En moyenne 60% des ovocytes sont fécondés et on obtient au moins un embryon dans 85% des cas. Le nombre d'embryons obtenus varie en fonction du nombre initial d'ovocytes et du taux de fécondation. Si on laisse évoluer les embryons au stade blastocyte (5-6 jours), on obtient une sélection des embryons les plus viables, les autres arrêtant leur développement plus ou moins rapidement.

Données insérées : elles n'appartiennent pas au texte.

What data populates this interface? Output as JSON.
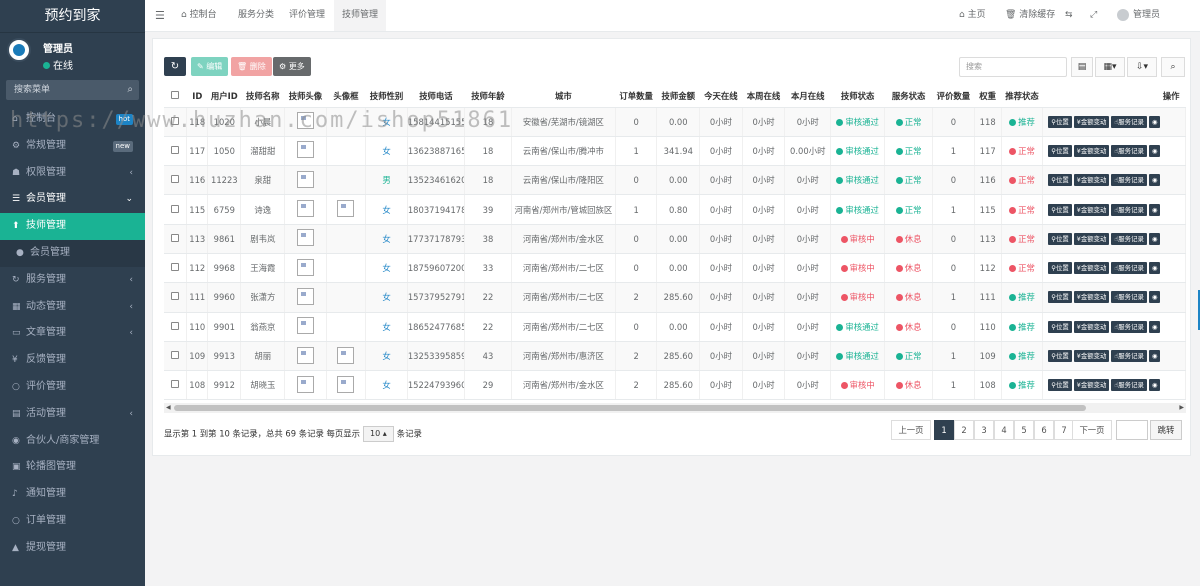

Anomalies Chromosomiques et Développement Embryonnaire
25 à 30% des ovocytes et 10 % des spermatozoïdes portent des anomalies chromosomiques, 10 % des œufs sont polyspermiques ou parthénogénétiques. Il y a donc au moins 50 % d’embryons porteurs d’anomalies chromosomiques. Ces embryons peuvent avoir la même forme, le même aspect et la même vitesse de développement (au cours des premiers stades) que les autres ; le taux d’anomalies chromosomiques est en revanche très élevé chez les embryons dont la forme est tout à fait atypique.
Les premiers stades de développement embryonnaire nécessitent la présence de substances élaborées par l’ovocyte avant l’ovulation, pendant sa phase de maturation. Si la maturité est imparfaite, ces substances font défaut et le développement sera compromis. L’immaturité ovocytaire peut aussi être cause d’anomalies chromosomiques.
Échecs de Nidation et Qualité de l'Utérus
Les échecs de nidation sont malheureusement très nombreux et peuvent être liés à la qualité des embryons ou à celle de l'utérus. L'aptitude à la nidation dépend de différents facteurs :
- L'âge de la femme : le taux de grossesse par ponction passe de 24% à 30 ans, à 14% à 40 ans et 2% à 43 ans.
- La cause de l'infertilité : dans les infertilités masculines, le taux de nidation est plus élevé, du fait qu'en général dans ces cas, les conjointes sont normalement fertiles.
- La durée de l'infertilité : elle intervient uniquement dans les cas d'hypofertilités (tubaires, inexpliquées et masculines) où plus la durée d'infécondité est longue, plus les chances de nidation sont réduites.
- La présence de grossesse(s) antérieure(s) : le taux de nidation est plus important chez les femmes ayant déjà eu auparavant une ou des grossesse(s) spontanée(s) ou par FIV, menée(s) ou non à terme.
- Le rang de la tentative : plus le rang de la tentative s'élève, plus les chances de nidation diminuent.
Aneuploïdie et Mosaïcisme Embryonnaire
Sur le site du CHUM, on apprend que les embryons obtenus par une fécondation en éprouvette ont souvent des défauts. Un défaut en particulier, l'anueploïdie, est récurent. On parle d'aneuploïdie lorsqu'une cellule contient un nombre anormal de chromosomes. Pour mener leurs recherches, les scientifiques ont étudié les embryons des souris. Chez la souris, l’ovocyte normal contient 20 chromosomes, alors qu’il en contient 23 chez l’humain, mais il est probable que le mécanisme observé sur ces petits mammifères soit le même pour les humains. Ils ont donc observé le développement cellulaire de ces cellules défectueuses et se sont rendus compte que lorsque celles-ci se multiplient, les nouvelles cellules héritent du micronucleus.
Actuellement, pour détecter un embryon mosaïque, les cliniques de fertilité font un examen morphologique de l’embryon trois ou cinq jours après la conception, avant de le transférer dans l’utérus de la femme. Cette méthode nécessite de pratiquer une biopsie de l’embryon, c’est-à-dire retirer des cellules embryonnaires pour effectuer une analyse génétique. Cette méthode est complexe, coûteuse et invasive.
Choisir le meilleur embryon possible est un élément clé du succès de la FIV. Cependant, si le dépistage précoce de l'aneuploïdie n'en est qu'au stade de la possibilité, il fait déjà débat. Certains cliniciens estiment qu'il est préférable de ne pas inséminer ces embryons défectueux, tandis que d'autres affirment que des enfants en bonne santé sont probablement issus d’embryons en mosaïque, ce qui suggère que les embryons peuvent se réparer naturellement.